As you are free to believe. However I would tell you and everyone else that my interpretation, as much as possible, isn't based upon any other preconceived notion other than the Bible is a book of absolute truth.
I believe you. I even agree with you. Where we part company is that you equate absolute truth with a literal, factual presentation of the truth. To me, the story of Adam and Eve is absolutely true as an inspired myth.
There are no lies or half truths within God's Word, it is faithful to only God.
Agreed, but are you listening to all of God's Word or only to the scriptures, or actually, only to your interpretation of the scriptures?
It is here we differ. The nature of science should do exactly as you state, but when those who practice it cannot see without a view skewed by the world and its precepts then it can hardly be called a ruthless questioning of its theories. I see only a tainted view that looks to support man established precepts because to do otherwise would not provide the funding so disparately needed to sustain most scientists. Once they challenge those precepts it is akin to cutting off their ability to work and we all know how the world would react to that.
I see two errors here. First, you are not looking at how those precepts became established. Check out the history of science. It is not a fact that scientists jumped enthusiastically onto the bandwagon when first presented with the new concepts of Copernicus, Galileo, Hutton, Mendel, Darwin,Lemaitre or Wegener. Every one of their hypotheses was questioned, criticized, analysed and judged against the evidence.
Second, you are not looking at the rewards of successfully challenging a scientific paradigm. Lemaitre and Wegener were both practically laughed out of court when the concepts of a big bang and continental drift were first launched. It took evidence, evidence which had no other comparable explanation, to convince the skeptics. But, in spite of the fact their hypotheses went against "established precepts", the funding was scraped together and the evidence was found. So "established precepts" and accepted world views are not really a barrier to changing paradigms in science. In fact, today a Nobel prize is often the consequence of changing a scientific paradigm. What scientist would overlook the chance to win such prestige?
Surely the Scriptures have had no limits put to it. They have been perpetually attacked and hammered for thousands of years. In fact they are probably the only thing, throughout all of time, that has ever been thoroughly dissected, questioned and put to the test.
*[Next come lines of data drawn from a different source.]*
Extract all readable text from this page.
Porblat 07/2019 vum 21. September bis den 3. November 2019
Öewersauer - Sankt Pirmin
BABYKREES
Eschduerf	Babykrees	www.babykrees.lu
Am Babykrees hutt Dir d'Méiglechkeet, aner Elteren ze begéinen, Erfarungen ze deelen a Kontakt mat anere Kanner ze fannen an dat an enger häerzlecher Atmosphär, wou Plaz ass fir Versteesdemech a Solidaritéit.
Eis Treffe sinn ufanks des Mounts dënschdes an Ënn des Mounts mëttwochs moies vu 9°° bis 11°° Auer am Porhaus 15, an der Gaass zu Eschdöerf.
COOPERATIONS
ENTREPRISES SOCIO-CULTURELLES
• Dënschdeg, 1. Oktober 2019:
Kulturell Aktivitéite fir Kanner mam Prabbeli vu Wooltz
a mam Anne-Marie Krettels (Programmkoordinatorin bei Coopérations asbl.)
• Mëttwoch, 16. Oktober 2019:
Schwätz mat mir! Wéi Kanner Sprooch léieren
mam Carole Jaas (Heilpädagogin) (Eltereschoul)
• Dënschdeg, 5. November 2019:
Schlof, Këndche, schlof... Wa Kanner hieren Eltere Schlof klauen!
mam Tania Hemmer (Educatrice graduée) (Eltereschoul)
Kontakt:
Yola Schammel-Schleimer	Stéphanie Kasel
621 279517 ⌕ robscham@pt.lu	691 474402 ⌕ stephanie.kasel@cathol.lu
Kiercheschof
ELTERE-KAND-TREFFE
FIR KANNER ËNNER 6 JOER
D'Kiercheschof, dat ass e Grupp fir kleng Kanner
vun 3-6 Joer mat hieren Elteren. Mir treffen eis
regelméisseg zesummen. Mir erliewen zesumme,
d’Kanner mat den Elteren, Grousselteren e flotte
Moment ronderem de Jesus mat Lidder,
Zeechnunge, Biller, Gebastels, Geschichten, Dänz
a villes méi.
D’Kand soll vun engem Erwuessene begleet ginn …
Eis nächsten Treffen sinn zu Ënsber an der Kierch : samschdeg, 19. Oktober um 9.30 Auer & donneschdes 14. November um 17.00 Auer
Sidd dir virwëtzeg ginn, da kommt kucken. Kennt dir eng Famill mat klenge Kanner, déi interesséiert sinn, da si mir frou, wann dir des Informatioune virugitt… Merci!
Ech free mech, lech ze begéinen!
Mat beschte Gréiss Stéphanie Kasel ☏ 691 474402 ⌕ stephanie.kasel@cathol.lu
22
I can't think of any other thing that has been even remotely challenged to the degree that the Bible has and yet throughout it all it has always come out true.
Yet in all ages there have been controversies over the correct interpretation of scripture, and many of these controversies continue today as witnessed by denominational differences. By contrast, science has successfully resolved many controversies in its domain and there is no scientific equivalent to denominational divisions.